Egypt Receives 400 Private Jets Amid Climate Talks
Just a few days ago, the world watched cycling climate activists protest against private jets in Amsterdam. Some people laughed at this move, while others were glad that private jets were being targeted because they pollute the environment more than other types of planes. For a variety of reasons, Egypt is now watching as hundreds of private jets transport world leaders to the country hosting this year's most important climate conference, COP27.
Despite EGYPTAIR offering special flights for all attendees to attend the event, 400 private jets have reportedly graced the country's airports since November 4. While some sources claim lower figures, this remains a recurring issue.
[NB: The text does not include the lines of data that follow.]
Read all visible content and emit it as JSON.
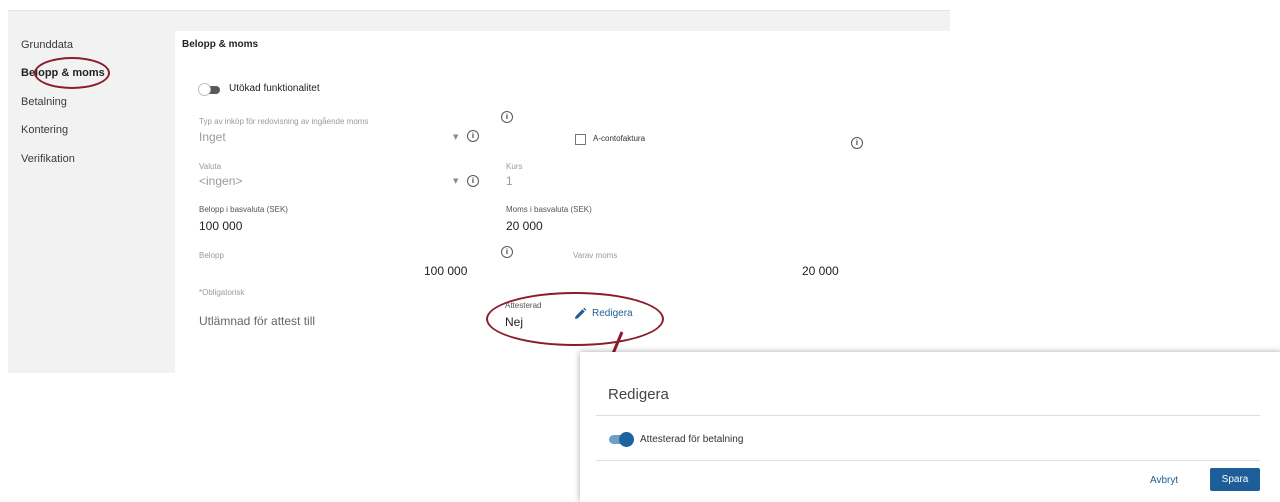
{
  "sidebar": {
    "items": [
      {
        "label": "Grunddata"
      },
      {
        "label": "Belopp & moms"
      },
      {
        "label": "Betalning"
      },
      {
        "label": "Kontering"
      },
      {
        "label": "Verifikation"
      }
    ]
  },
  "section": {
    "title": "Belopp & moms"
  },
  "toggle_extended": {
    "label": "Utökad funktionalitet",
    "on": false
  },
  "purchase_type": {
    "label": "Typ av inköp för redovisning av ingående moms",
    "value": "Inget"
  },
  "a_conto": {
    "label": "A-contofaktura",
    "checked": false
  },
  "currency": {
    "label": "Valuta",
    "value": "<ingen>"
  },
  "rate": {
    "label": "Kurs",
    "value": "1"
  },
  "base_amount": {
    "label": "Belopp i basvaluta (SEK)",
    "value": "100 000"
  },
  "base_vat": {
    "label": "Moms i basvaluta (SEK)",
    "value": "20 000"
  },
  "amount": {
    "label": "Belopp",
    "value": "100 000"
  },
  "vat_of_which": {
    "label": "Varav moms",
    "value": "20 000"
  },
  "required_note": "*Obligatorisk",
  "attest": {
    "sent_label": "Utlämnad för attest till",
    "attested_label": "Attesterad",
    "attested_value": "Nej",
    "edit_label": "Redigera"
  },
  "dialog": {
    "title": "Redigera",
    "toggle_label": "Attesterad för betalning",
    "toggle_on": true,
    "cancel_label": "Avbryt",
    "save_label": "Spara"
  },
  "colors": {
    "accent": "#1d5e98",
    "annotation": "#8a1d2a"
  },
  "icons": {
    "info": "info-icon",
    "edit": "pencil-icon",
    "dropdown": "chevron-down-icon"
  }
}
Previous summits have left a growing carbon imprint, with COP26 leaving a terrible 1,02,500 tonnes of CO2 equivalent in 2021 – four times more than the one before it.
However, several media outlets report that there are fewer private jets than at last year's summit. Still, this way of getting around has gotten a lot of climate activists angry on social media because it is so obviously hypocritical.
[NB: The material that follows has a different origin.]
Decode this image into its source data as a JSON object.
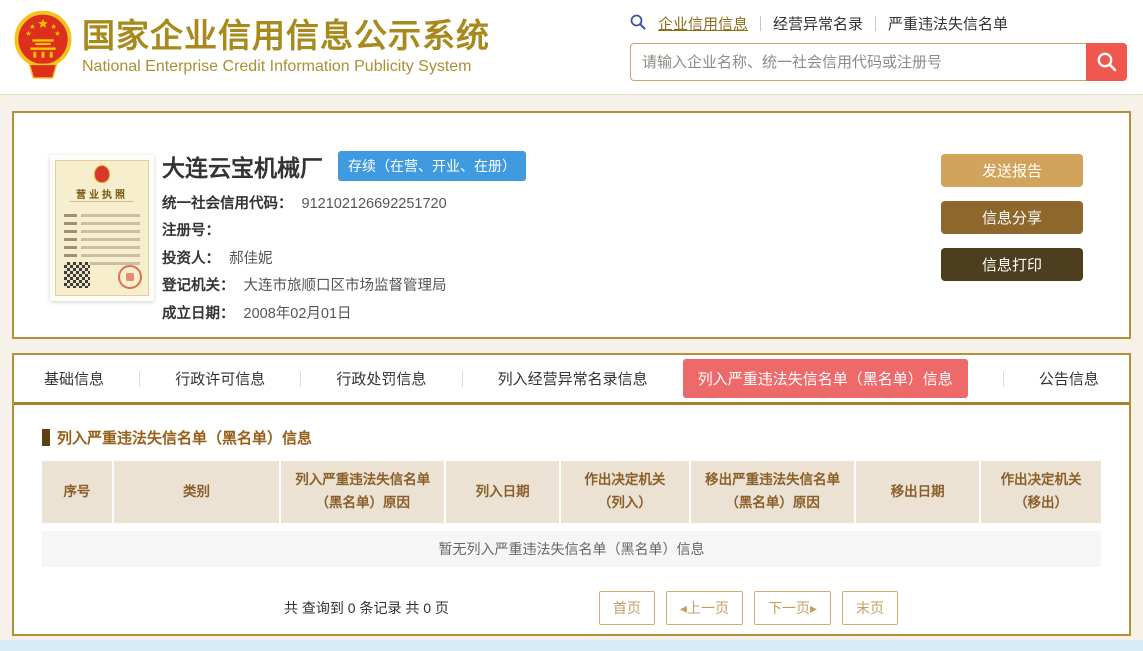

The rationale is simple: private jets produce an exorbitant amount of greenhouse gases. While commercial flights create more emissions per kilometre, their large passenger capacity results in much lower emissions per passenger.
According to BBC estimates, if each of these private jets carried 15 people, each individual would emit almost three tonnes of CO2 equivalent during their trip. In comparison, if each of these delegates travelled in premium class, they would each be liable for only half a tonne CO2 equivalent.
These are still inflated figures because the carbon footprint of the entire life cycle (including the construction and maintenance of the jets) is not included in these emission standards. According to the BBC, the most popular private plane flown into Egypt is the Gulfstream G650, which consumes approximately 1,893 litres of fuel every hour. Over five hours of flight, the jet would consume over 9,000 litres of aviation fuel.
Some experts, though, believe that focusing on this neglect may be missing the point. According to climate researcher Gareth Redmond-King, these emissions are "negligible compared to the impact of decisions and commitments made at these summits."
"If you want emissions to go down, you need leaders in the room, as well as media, scientists, and stakeholders asking the tough questions," he added.